You need to know this precisely: it’s the instant the agent should start listening again, and getting it wrong means either talking over the caller or leaving dead air. And the answer depends entirely on how the audio is leaving the system. Over one transport, “done” means the local send buffer has drained. Over another, it means the far end acknowledged the audio. Over a third, it means you padded out a tail of silence and heard a marker echo back. The same logical event, “the bot stopped talking”, resolves three completely different ways depending on the path the audio took.

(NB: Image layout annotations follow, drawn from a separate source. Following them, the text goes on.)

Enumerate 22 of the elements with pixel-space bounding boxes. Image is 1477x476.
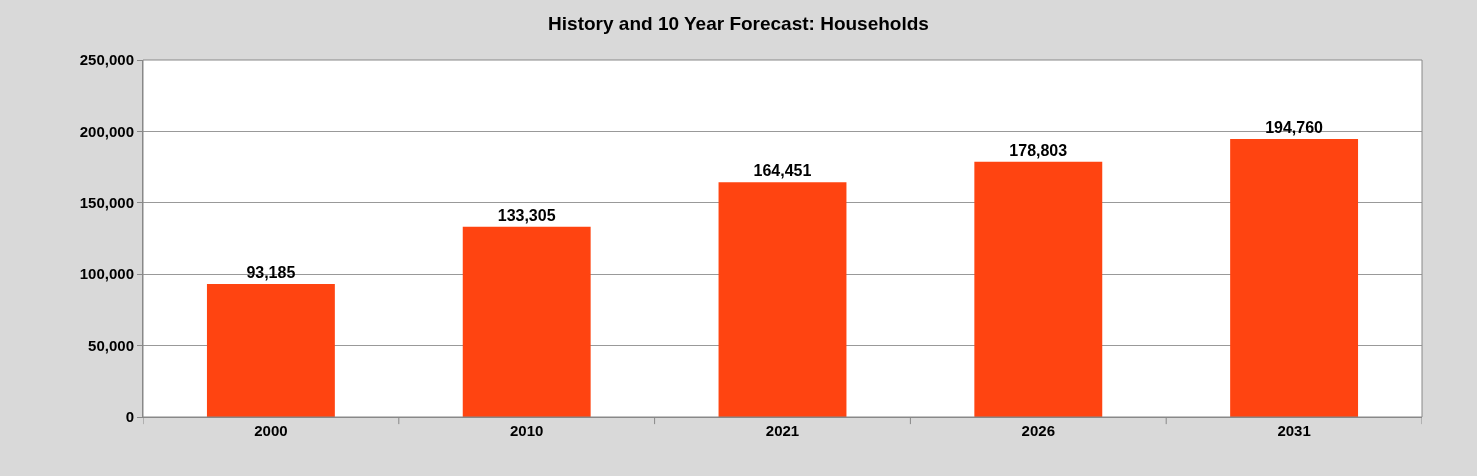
data-label: 133,305 xyxy=(497,206,556,224)
data-label: 93,185 xyxy=(246,263,296,281)
y-tick-label: 200,000 xyxy=(79,122,134,140)
y-tick-label: 50,000 xyxy=(88,336,134,354)
bar xyxy=(718,182,847,417)
x-tick-label: 2031 xyxy=(1277,422,1311,439)
y-tick-label: 150,000 xyxy=(79,194,134,212)
data-label: 164,451 xyxy=(753,162,812,180)
bar xyxy=(974,161,1103,417)
bar xyxy=(206,283,335,417)
data-label: 178,803 xyxy=(1009,141,1068,159)
x-tick-label: 2000 xyxy=(254,422,288,439)
bar xyxy=(1230,138,1359,417)
y-tick-label: 250,000 xyxy=(79,51,134,69)
bar xyxy=(462,226,591,417)
y-tick-label: 0 xyxy=(125,408,134,426)
data-label: 194,760 xyxy=(1265,118,1324,136)
x-tick-label: 2010 xyxy=(510,422,544,439)
y-tick-label: 100,000 xyxy=(79,265,134,283)
x-tick-label: 2021 xyxy=(765,422,800,439)
chart-title: History and 10 Year Forecast: Households xyxy=(548,12,929,34)
x-tick-label: 2026 xyxy=(1021,422,1055,439)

So the pipeline grew a small set of completion strategies, plus a deadman fallback for when none of the expected signals arrive, because in a real call, eventually one of them doesn’t. Most of the reliability of a voice agent lives in unglamorous edges like this: not in the model, but in knowing exactly when one turn ends and the next begins.

The two takeaways

First: for a concurrency-bound real-time workload, the language and concurrency model aren’t an implementation detail. They set your per-machine ceiling, and Go’s goroutines-and-channels model is a genuinely good fit. Second, and more durable: the hard part of real-time voice isn’t the headline pipeline, it’s the seams: when a turn is over, when playback truly finished, what happens when an expected signal never comes. Getting the seams right is what makes the rest of the system reliable; getting them wrong undermines even a good model.